All you need to know about how any group of people can go wrong is to hear them say seriously, “We can’t be wrong.” Followed by “and if anyone says we are, they’re stupid or, worse, liberals.” And the hits just keep on coming.

Roy Brown was convicted of a brutal murder on the basis of dubious bite mark evidence. Fifteen years later, a DNA analysis proved that the state's bite mark expert was wrong.

What happened to Mr. Brown is hardly an aberration. Prosecutors have invoked bite-mark matches to secure convictions in numerous cases, only to see these convictions overturned when DNA or other evidence has become available.

In spite of the evolution of other forensic sciences, bite-mark analysis remains an inexact tool. A 1999 study by a member of the American Board of Forensic Odontology, a professional trade organization, found a 63 percent rate of false identifications.


Why do prosecutors consistently rely upon such consistently unreliable evidence?

There is, experts say, a mix of ignorance on the part of jurors and defense lawyers about the evidence’s scientific shortcomings and the overzealousness of prosecutors and their expert witnesses, who are seen as too quick to validate an unproven technique.

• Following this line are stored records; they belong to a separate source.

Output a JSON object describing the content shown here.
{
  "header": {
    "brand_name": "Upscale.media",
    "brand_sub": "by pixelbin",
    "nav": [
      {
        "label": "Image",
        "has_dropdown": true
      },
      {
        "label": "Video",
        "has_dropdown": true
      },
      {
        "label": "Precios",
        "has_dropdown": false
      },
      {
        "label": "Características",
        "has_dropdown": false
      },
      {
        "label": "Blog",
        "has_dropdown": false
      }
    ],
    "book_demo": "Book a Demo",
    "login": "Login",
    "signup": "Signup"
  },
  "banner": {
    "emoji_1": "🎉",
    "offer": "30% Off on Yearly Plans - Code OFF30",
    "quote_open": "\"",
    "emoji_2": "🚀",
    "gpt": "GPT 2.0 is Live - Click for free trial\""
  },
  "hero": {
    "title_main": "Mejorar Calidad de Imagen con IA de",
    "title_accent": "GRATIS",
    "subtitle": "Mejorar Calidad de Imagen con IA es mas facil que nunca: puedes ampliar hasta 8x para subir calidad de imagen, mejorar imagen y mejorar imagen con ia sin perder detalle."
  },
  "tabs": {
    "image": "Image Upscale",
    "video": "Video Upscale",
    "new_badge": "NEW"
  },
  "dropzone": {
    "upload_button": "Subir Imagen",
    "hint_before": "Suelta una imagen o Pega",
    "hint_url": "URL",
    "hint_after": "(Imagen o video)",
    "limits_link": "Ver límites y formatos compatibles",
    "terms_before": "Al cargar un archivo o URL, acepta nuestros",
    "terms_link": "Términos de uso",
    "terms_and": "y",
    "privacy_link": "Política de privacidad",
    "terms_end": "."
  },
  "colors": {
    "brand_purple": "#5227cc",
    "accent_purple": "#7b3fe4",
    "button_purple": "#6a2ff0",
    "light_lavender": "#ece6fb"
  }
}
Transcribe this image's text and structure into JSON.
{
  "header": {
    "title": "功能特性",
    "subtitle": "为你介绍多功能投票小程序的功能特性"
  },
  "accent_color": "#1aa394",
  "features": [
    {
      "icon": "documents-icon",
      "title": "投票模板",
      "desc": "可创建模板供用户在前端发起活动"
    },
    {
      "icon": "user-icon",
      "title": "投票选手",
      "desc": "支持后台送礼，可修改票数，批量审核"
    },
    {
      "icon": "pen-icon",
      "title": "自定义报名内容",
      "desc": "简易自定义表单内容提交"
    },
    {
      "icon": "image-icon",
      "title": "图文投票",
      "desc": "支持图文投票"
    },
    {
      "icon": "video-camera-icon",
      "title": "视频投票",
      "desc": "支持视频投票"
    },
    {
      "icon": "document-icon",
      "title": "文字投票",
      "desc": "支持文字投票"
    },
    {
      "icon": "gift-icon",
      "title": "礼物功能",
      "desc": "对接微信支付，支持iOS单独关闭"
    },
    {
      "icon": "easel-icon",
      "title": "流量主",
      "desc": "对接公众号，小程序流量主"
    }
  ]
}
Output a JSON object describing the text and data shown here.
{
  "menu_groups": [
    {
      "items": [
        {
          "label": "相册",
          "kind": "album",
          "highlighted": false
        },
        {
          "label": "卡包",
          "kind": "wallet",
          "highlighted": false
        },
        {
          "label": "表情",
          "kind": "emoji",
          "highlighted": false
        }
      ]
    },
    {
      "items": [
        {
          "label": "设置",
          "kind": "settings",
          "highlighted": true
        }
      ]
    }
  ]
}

The problem, of course, is exactly what Grits says. Bad prosecutors and bad prosecutors do to our justice system exactly what bad cops and bad arrests do. Not only do they undermine the law's legitimacy, they cut the legs out from under the very many good prosecutors who do their jobs with true sense of justice and public purpose, not as Blues Brothers wannabes on a mission from God. I realize that this is not news, but do we really not see the connection between the breakdown in respect and authority for law among large segments of our communities and the abuse of the process and the people performed by these unguided missiles. I've known too many really good people in prosecutors' offices to feel anything but sadness about what's being done to their profession in the name of "winning" and by their own, all-too-predictable protection of their bad apples in the name of defending their profession. The problem for the rest of us is that, as their aftereffects ripple through our corrections sentencing system and through our communities, we all--victims, taxpayers, basic citizenry-- pay a price we just don't, and shouldn't, have to pay.